頭上から、口々に罵倒されて俺は遠い目になった。
上級生の三人組に囲まれて、ずっとやりこめられてんの。廊下の隅で、死角になってるせいなのか、誰も気づいてくんないし。
六限が終わって、教室に戻る最中だった。
廊下にたむろしていた三人組に、目を付けられちまったのは。歩いてただけなのに、ついてねえ。
しかも、俺がぶつかったんじゃないんだぜ! ゴリラっぽい奴の方が、ニヤニヤしながらぶつかってきたんだ。
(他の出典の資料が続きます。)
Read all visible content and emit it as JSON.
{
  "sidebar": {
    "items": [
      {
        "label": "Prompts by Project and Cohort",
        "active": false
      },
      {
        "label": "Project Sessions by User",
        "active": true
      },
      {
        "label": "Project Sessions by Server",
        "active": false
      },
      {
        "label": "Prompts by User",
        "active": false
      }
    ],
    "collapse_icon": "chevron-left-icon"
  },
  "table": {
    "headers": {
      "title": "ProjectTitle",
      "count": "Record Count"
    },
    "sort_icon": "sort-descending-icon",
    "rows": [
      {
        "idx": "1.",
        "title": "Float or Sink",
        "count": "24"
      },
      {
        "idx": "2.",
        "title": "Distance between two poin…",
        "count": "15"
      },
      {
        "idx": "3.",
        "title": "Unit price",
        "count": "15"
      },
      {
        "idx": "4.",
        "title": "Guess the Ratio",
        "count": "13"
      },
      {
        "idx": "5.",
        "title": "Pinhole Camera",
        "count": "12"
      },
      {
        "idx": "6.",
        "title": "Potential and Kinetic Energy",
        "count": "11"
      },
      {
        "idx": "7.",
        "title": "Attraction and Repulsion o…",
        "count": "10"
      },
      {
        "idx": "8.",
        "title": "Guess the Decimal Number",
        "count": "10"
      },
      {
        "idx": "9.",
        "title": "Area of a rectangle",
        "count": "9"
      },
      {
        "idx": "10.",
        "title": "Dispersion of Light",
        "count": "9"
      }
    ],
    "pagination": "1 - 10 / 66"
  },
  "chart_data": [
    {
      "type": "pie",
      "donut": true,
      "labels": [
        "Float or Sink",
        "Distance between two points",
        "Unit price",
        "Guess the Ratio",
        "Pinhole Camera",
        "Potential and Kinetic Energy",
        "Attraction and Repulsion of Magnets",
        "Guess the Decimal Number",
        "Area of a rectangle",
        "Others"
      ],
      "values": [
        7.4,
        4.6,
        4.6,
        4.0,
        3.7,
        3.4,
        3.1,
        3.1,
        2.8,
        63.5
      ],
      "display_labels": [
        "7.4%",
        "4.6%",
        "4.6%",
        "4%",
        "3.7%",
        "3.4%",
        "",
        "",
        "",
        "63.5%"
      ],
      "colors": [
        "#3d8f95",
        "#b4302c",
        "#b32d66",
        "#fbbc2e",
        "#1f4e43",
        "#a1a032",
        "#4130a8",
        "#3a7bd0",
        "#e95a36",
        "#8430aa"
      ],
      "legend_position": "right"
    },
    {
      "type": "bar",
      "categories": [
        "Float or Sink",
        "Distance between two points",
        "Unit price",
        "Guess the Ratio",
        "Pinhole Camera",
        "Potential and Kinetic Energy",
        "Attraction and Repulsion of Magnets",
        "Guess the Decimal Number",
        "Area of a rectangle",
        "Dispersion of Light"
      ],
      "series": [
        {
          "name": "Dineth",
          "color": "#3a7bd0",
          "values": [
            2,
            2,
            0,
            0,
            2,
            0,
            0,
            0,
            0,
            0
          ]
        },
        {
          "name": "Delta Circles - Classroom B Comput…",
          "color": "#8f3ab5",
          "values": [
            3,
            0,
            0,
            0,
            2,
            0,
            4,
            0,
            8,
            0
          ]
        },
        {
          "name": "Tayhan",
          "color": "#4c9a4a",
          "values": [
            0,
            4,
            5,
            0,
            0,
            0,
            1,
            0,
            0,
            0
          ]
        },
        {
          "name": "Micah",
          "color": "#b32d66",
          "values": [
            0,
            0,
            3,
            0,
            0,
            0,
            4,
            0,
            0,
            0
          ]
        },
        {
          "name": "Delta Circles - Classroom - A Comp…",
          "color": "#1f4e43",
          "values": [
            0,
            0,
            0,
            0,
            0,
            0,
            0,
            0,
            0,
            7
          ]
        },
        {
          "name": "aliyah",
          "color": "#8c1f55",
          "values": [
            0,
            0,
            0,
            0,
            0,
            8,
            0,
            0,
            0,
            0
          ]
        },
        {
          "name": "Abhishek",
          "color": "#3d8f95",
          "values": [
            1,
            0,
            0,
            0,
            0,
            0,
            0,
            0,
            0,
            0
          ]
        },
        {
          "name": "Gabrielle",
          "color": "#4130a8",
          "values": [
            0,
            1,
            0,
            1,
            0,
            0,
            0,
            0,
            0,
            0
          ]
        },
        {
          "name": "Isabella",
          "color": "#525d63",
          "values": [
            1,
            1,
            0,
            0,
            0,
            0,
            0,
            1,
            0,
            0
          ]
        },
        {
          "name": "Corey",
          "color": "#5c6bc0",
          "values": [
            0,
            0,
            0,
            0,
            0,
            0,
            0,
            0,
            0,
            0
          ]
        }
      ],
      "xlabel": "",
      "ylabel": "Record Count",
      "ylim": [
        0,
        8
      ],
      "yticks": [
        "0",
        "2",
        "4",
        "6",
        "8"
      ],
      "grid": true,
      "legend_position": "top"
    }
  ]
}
そんで、吹っ飛んだ俺を廊下の隅に引きずって、「おめえ、どこ見て歩ってんだ」って言ったわけ。
そりゃ、こっちのセリフだよー!
謝っても、ぜんぜん釈放されねえし。このままじゃ、ホームルームに遅れちまいそう。
もう、すげぇ焦るぜ。
「……おい! 聞いてんのか……」
法規の代田先生に片づけ頼まれる前に、そそくさ帰ったせいなんかなぁ。先生、なぜかいつも鳶尾と残らせるから、やだなって思ってさ。
やっぱ人間、薄情なことしちゃダメなんだな……。
「返事も出来ねえのか! このゴミ!」
「わっ!」
ドンッ! と肩を押される。壁に背を打って、尻もちをついた。
超、痛ってえ! 背中もケツもじんじんして、「うう」と呻く。俺を押したゴリラが、はんと鼻で笑った。
「やだ、芋虫みたい」
「だっせえ。こんなんでも、学園の生徒なのかよ」
「俺らって、かわいそう過ぎじゃね」
ハハハと三人は高笑いする。笑ってんだけど、目の奥が苛々してて、全然楽しそうじゃねえ。
なんかマズイ気がして、這って逃げようとする。
と、今度は肩を蹴られて、床にゴロゴロ転がった。だから、痛いって!
肩を押さえて丸まってると、頭上で舌打ちがした。
「俺ら、許してねえんだけど」
「礼儀を知らねえな。なあ、どうする?」
「やっちゃうか。憂さ晴らしに」
なんか、不穏な打ち合わせをし始めたぞ。って、憂さ晴らしって! ついに八つ当たりだって認めてんじゃねーか。
キツネっぽい奴が、腕を掴んでくる。
「いだっ!」
「そこの空き教室でいいか」
「いんじゃね」
全然、良くねえわい!
必死に踏ん張るけど、抵抗むなしく引きずられてく。やべえ。連れてかれたら、絶対ボコられる。いやだ。なんとかしねえと――。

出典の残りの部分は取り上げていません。